Another worker, Solomon Oropo, alleged that the bank’s outsourcing firms paid the workers N11,500 for terminating their appointments.
He said, “Our salaries were being paid till November 30 when we received letters that our services were no longer needed and after that, they paid us N11,500 for terminating the contracts. So, what they’re paying as gratuity is N11,500 and that was what led to this protest.
“Our union had been having meetings with the bank and the bank denied sacking us. There are staff that have been working for 20 years and below and many of us are above 40 with family and they are paying us N11,500 in lieu of notification and that’s all. We see it as dubious and uncalled for and we say no to it. They cannot use our youthful age and ask us to go home with N11,500.”
One of the workers, Olatunji Abubakar, who accused the bank of demoting some of the staff after merging with Diamond Bank, said, “When Access Bank took over from Diamond Bank, all the office assistants working under Diamond Bank were demoted to security guards on the grounds that they don’t have office assistants in Access Bank and our salaries were pushed to different security firms.
“We went to the security firms for documentations and we were not given any offer letters until when we were disengaged last month without any benefit.
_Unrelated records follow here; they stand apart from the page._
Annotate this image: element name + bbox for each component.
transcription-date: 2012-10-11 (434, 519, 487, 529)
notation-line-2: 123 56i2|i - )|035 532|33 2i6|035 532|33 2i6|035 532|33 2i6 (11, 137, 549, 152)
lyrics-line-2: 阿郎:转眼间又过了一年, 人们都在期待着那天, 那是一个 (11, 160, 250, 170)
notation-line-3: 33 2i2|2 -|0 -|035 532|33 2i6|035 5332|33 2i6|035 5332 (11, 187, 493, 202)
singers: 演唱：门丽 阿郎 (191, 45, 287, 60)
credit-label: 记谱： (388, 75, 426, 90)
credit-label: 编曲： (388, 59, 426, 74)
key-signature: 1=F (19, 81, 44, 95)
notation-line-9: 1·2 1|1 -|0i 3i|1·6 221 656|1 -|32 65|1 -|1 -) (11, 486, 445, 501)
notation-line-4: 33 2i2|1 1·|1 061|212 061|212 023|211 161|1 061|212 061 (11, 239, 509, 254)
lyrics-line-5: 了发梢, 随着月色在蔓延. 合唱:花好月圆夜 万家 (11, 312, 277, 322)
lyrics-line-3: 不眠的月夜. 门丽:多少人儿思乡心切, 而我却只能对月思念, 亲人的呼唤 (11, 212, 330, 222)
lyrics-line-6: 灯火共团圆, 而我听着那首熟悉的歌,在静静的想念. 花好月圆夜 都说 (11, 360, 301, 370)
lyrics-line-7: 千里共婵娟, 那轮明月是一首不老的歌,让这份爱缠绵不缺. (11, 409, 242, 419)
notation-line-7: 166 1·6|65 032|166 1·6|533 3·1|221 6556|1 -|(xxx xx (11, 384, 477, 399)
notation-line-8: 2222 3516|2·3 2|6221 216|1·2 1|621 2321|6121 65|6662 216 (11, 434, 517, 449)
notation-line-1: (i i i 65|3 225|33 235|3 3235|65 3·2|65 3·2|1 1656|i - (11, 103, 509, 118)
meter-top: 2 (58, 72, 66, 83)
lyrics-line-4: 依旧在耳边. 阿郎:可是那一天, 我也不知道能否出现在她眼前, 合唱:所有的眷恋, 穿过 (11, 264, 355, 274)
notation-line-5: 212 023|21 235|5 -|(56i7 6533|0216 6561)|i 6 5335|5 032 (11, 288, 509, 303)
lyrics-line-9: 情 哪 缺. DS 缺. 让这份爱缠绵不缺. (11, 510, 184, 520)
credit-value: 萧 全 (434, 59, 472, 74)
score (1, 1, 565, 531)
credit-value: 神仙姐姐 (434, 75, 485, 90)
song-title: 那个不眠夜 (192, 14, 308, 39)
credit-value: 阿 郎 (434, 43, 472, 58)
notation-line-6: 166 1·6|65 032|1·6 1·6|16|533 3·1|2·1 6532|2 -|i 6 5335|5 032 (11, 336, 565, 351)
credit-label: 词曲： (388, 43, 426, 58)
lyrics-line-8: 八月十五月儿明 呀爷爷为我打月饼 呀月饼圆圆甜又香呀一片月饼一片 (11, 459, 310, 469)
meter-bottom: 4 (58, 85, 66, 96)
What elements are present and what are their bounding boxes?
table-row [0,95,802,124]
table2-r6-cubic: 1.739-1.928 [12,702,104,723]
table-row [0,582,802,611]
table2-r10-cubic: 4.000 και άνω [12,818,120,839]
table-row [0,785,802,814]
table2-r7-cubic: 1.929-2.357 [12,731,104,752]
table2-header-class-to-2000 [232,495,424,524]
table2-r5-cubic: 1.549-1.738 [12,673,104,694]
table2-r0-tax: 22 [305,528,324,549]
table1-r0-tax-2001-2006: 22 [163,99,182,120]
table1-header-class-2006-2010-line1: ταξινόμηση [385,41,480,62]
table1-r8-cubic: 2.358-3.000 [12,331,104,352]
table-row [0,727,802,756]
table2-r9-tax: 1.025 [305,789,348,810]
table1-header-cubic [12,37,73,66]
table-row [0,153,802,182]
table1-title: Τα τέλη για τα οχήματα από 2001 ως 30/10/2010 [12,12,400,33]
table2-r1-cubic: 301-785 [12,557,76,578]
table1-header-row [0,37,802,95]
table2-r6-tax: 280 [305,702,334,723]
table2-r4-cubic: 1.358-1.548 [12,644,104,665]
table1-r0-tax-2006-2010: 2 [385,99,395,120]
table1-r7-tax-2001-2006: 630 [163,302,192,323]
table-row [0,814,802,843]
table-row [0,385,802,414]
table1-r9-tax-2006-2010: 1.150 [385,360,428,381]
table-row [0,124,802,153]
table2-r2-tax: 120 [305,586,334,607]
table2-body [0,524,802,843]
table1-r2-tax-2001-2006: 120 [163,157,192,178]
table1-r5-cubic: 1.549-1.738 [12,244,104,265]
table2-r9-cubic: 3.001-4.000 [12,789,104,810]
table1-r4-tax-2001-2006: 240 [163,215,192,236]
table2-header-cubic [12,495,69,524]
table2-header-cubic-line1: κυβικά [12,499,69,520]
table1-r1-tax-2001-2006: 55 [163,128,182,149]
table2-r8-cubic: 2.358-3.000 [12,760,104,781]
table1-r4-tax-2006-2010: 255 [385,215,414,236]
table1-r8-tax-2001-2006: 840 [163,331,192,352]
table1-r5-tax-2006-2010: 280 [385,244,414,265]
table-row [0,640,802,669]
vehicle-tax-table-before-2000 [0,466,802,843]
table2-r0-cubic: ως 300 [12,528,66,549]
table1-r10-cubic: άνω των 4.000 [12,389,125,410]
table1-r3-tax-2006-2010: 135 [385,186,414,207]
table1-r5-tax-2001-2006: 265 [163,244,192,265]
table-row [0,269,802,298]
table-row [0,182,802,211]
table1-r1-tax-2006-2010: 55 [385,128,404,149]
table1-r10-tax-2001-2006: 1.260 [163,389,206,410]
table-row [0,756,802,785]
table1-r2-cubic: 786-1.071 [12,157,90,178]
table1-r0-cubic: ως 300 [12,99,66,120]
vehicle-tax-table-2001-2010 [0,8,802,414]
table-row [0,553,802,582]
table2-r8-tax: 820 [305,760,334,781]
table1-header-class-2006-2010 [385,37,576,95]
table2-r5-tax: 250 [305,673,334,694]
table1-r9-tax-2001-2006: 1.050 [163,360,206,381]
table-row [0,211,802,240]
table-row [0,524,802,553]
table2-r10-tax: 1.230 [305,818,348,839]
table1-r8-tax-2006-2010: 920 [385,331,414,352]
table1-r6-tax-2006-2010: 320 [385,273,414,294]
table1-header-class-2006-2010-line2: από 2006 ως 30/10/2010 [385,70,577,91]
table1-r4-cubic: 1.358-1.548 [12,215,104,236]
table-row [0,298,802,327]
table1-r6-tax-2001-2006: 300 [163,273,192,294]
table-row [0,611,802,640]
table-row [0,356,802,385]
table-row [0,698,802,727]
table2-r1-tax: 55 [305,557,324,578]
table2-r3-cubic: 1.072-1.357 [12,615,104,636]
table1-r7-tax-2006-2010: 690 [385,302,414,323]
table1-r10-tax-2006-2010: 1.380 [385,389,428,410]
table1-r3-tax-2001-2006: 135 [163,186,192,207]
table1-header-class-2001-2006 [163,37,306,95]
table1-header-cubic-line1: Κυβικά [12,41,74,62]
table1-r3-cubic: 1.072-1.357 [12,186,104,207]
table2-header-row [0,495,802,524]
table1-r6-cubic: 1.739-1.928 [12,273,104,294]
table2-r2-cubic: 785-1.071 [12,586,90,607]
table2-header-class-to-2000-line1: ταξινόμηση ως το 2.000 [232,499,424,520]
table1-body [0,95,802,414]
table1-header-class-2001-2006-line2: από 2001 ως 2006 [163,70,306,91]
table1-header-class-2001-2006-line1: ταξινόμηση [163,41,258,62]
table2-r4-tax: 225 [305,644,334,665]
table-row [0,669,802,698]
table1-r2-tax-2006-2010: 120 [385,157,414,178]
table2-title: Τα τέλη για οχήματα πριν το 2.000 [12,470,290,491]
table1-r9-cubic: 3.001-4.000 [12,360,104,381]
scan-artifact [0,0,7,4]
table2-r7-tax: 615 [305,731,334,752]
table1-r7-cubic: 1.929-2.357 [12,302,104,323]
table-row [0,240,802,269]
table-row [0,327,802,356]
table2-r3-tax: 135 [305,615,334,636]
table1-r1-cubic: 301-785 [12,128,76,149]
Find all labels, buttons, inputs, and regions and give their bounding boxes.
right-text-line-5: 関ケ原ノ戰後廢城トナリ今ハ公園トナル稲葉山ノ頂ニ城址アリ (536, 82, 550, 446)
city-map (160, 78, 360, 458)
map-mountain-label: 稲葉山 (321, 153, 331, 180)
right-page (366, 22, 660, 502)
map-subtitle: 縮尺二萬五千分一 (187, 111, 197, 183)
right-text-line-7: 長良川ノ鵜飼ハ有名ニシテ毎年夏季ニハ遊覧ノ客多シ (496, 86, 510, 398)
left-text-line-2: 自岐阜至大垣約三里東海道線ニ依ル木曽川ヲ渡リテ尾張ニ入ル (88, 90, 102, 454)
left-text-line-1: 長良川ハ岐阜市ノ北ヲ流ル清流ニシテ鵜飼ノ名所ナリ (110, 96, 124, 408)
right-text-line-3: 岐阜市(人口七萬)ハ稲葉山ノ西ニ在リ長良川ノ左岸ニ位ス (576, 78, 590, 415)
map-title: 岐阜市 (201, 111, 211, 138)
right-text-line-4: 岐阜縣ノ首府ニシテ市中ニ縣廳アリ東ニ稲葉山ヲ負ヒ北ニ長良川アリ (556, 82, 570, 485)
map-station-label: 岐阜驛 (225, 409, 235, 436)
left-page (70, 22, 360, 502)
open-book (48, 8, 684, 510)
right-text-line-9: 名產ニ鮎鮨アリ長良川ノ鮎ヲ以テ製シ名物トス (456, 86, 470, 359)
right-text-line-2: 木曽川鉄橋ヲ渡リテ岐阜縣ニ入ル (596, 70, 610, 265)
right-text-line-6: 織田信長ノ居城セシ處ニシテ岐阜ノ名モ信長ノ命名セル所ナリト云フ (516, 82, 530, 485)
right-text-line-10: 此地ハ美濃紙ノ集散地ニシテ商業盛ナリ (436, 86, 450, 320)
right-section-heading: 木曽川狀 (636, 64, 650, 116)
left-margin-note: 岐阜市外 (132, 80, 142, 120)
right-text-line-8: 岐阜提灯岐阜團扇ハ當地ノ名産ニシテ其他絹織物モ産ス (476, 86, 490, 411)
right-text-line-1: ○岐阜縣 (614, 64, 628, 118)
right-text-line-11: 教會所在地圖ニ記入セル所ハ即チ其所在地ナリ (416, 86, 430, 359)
I worked with Diamond Bank for 10 years before we came to Access Bank. This has affected me in many ways because I don’t know where to go or start from.”
Access Bank, however, denied sacking the workers, saying they were disengaged by their outsourcing firms. The bank’s Head of Media Relations, Abdul Imoyo, told our correspondent that the protest was an appeal to the bank to intervene in the decision of the outsourcing companies.
He said, “It was not Access Bank that sacked them. The protest was about them calling on Access Bank to intervene in the termination of their appointments with their employers. It is about their relationship with their employers and because they work for Access Bank, they’re asking Access Bank to intervene and we have called their employers.
“There’s an ongoing process to get this resolved. They are not happy with what their employers did and they escalated their grievances beyond their employers. Their employers said they were paid based on their different levels of engagements and terms of the agreements.
“We’re going to engage their employers and see how we can manage their dispute. We need to investigate what happened between them and their employers and resolve all issues.”